LM: Working on lots of short films really helps you get used to being on set, and knowing what to do, and what not to do. You learn each time what you can do better, so by the time I got to third year I had a pretty good idea when I approached producing Black Bear.
I had worked as a Runner on some professional sets too, like the feature film American Assassin as well as Muller Yoghurt, Furniture Village commercials and Britain’s Got Talent, which helped me understand how things work in industry. This experience meant I had a good idea how to run the set on Black Bear as a first Assistant Director (First AD) too, which I hoped would help those who hadn’t worked much on a set before, get some invaluable experience to help them develop their skills.
PP: Working at a small production company in my home town definitely helped me understand what goes into production, among other experiences. The more experience you get working on set or in production will prepare you for the next job. During filming, accidents happen and the more experience you have the better you can respond to them.
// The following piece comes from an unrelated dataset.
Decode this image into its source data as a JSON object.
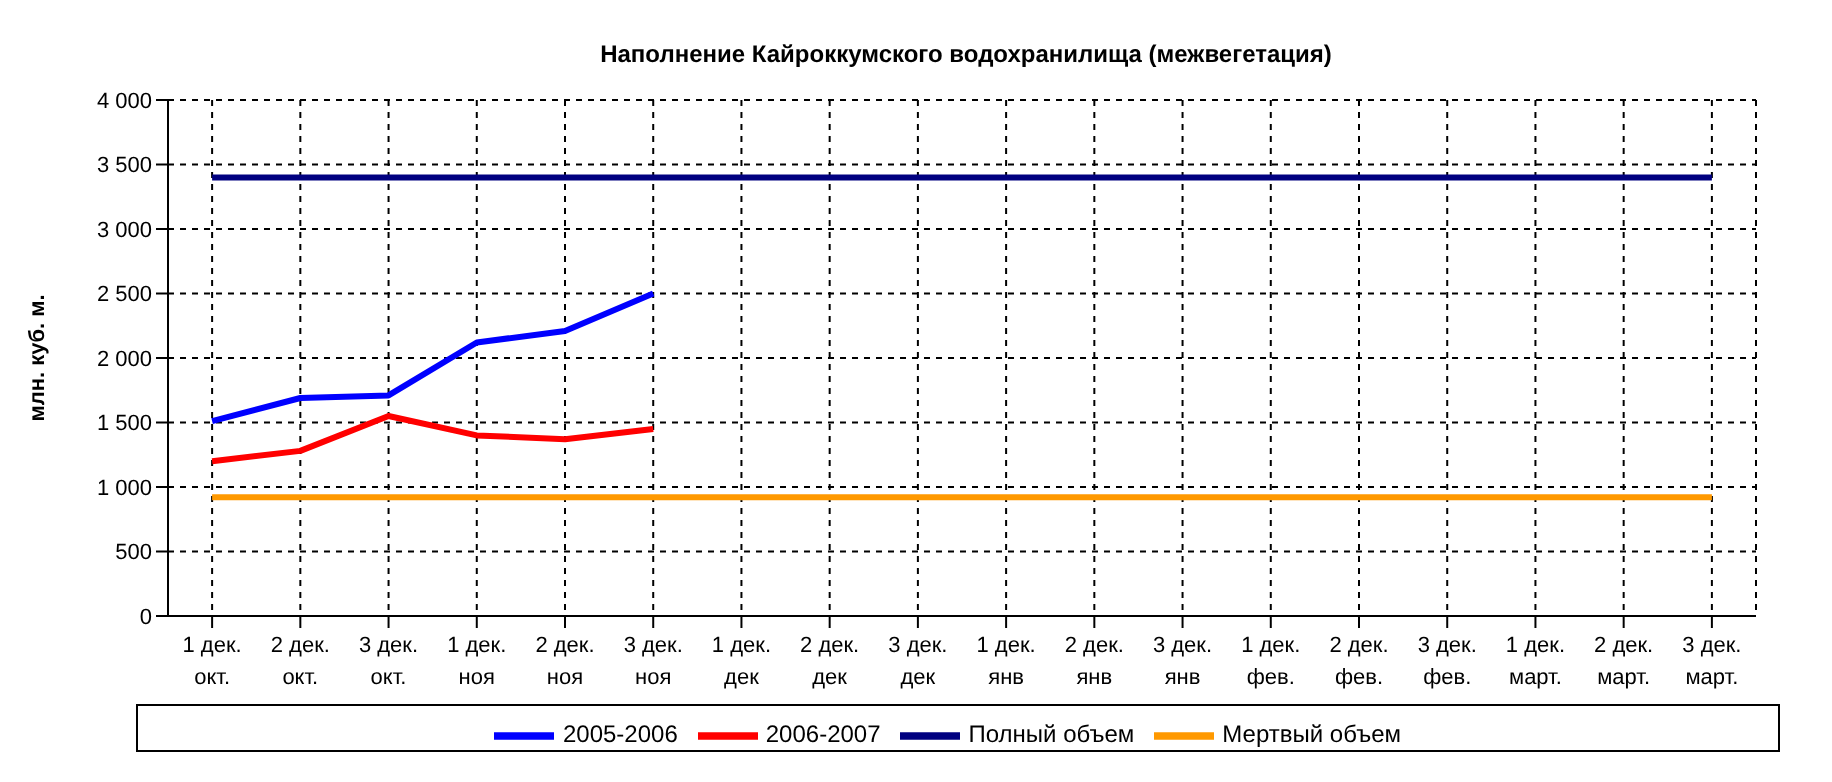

What would your advice be for students studying on the Digital Film Production course?
PP: When making your final year film - start as early as possible. I would recommend working on it during your summer holidays. Find a crew and get to work building out the story and production. Make the most of your time at University, as you’ll never get a better opportunity to try new things and develop your craft.
LM: One thing you need to do if you want to work in this industry is to work on as many projects at University as possible. You will do lots of work for free, everyone does, but you need to make sure you get something out of the free work. It is tough, but eventually you build up a network which will lead you on your way to a career, and you will start helping out each other for work. For me, and many others I know, free work eventually leads to paid work, but it has to be worth your time too. Always ask questions too, it’s the only way you’ll learn!
*As of 2021, the course Film Production Technology is now titled Digital Film Production.